The Beautiful Festival of the Valley was celebrated in and around Thebes. Ancient Egyptians dedicated it to the god Amon of Karnak and the dead, on which the most significant emphasis lay. This festival was memorialised in the seventh month of each year.

Main Participants of Beautiful Festival of the Valley

The festival consisted of a procession led by the Pharaoh, Amon, and several Theban deities, Mut, Konsu and Amaunet, from Karnak to the western-Nile bank.

These processions were a few moments when the king was seen in public. He showed that he was part of society by participating in the celebrations. This participation created a unique atmosphere. However, he distinguished himself by remaining out of reach of the public.

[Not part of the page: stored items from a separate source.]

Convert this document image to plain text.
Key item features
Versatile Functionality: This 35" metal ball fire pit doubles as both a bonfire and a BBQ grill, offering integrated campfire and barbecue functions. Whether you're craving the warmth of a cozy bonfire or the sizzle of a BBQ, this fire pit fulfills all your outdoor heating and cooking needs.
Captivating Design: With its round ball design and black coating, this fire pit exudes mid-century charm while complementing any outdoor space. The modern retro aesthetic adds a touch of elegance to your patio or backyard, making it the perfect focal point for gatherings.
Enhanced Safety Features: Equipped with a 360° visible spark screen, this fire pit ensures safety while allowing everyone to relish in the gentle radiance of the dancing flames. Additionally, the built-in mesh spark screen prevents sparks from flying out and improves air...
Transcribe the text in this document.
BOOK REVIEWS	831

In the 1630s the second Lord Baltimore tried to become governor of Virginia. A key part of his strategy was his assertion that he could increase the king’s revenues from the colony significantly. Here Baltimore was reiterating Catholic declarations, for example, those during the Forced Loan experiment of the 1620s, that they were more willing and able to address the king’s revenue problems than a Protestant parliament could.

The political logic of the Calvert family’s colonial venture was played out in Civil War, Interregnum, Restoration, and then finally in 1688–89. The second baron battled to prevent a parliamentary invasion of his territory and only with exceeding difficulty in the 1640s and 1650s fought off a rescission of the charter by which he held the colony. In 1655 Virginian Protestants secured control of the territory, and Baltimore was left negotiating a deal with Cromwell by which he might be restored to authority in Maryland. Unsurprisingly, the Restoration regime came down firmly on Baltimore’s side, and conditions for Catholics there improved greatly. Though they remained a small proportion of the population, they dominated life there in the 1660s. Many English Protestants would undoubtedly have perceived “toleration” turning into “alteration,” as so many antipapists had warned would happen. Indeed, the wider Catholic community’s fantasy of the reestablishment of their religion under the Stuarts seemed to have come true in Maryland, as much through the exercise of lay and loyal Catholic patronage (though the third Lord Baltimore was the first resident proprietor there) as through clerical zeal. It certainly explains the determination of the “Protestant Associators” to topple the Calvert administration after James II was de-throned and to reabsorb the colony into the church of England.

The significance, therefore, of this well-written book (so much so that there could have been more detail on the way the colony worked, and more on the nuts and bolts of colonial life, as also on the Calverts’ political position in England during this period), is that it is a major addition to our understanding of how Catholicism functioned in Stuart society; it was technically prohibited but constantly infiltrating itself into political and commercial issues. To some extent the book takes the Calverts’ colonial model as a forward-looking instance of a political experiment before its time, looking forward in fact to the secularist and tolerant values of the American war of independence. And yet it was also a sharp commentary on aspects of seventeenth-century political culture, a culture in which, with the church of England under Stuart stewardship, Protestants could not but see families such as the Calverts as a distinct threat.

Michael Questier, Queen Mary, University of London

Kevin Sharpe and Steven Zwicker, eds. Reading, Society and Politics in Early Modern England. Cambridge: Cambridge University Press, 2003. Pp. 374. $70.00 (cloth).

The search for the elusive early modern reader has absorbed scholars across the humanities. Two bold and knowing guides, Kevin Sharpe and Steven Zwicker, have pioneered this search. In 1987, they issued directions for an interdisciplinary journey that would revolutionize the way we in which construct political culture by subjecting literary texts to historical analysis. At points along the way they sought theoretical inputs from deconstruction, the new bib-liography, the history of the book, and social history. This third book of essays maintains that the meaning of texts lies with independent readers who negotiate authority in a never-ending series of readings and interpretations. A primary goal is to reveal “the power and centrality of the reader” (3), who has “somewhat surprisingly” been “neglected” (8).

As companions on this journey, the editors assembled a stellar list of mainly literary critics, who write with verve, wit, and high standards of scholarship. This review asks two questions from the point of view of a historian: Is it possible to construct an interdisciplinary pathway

Pharaoh Role in the Beautiful Festival of the Valley

On the western bank of the Nile, the king and Amon visited the necropolis, the temples of deceased pharaohs, and other gods, being the sanctuary of Hathor and the chapel of Anubis. Higher and lower-ranking officials had the opportunity to participate directly in the procession, either by carrying the procession barque or by being on the king’s ship.

Dead Participation

Even the dead were able to participate in the festival utilising steles. These steles stood along the procession route in the necropolis. Also, the dead were able to receive offerings through these steles. They could even be seen by the god, who could look at their stele, see their depictions and read their names.

Public Participation

Also, the general public and minor priests were able to participate in the festival’s procession as a spectator. Furthermore, during the festival, families of the dead celebrated the festival in the funerary chapel of their ancestors, located in the Theban necropolis.


The deceased was the focal point of the festival. While celebrating the festival in the chapels, family members gave offerings to the deceased, played music and sang songs, which musicians and dancers did. This ceremony made for a beautiful day in his/her (the deceased’s) house. Also, a banquet was held during the festival in the family tomb, as seen in textual sources from Deir el-Medina and chapels from the Theban necropolis.

During this banquet, the aim was to become intoxicated and thus partially fade out the border between the living and dead, which held religious importance.

All this is because the mortuary cult of ancestors played an important role in Egyptian culture. Thus it enabled the family to interact with the deceased directly and reconnect with their ancestors.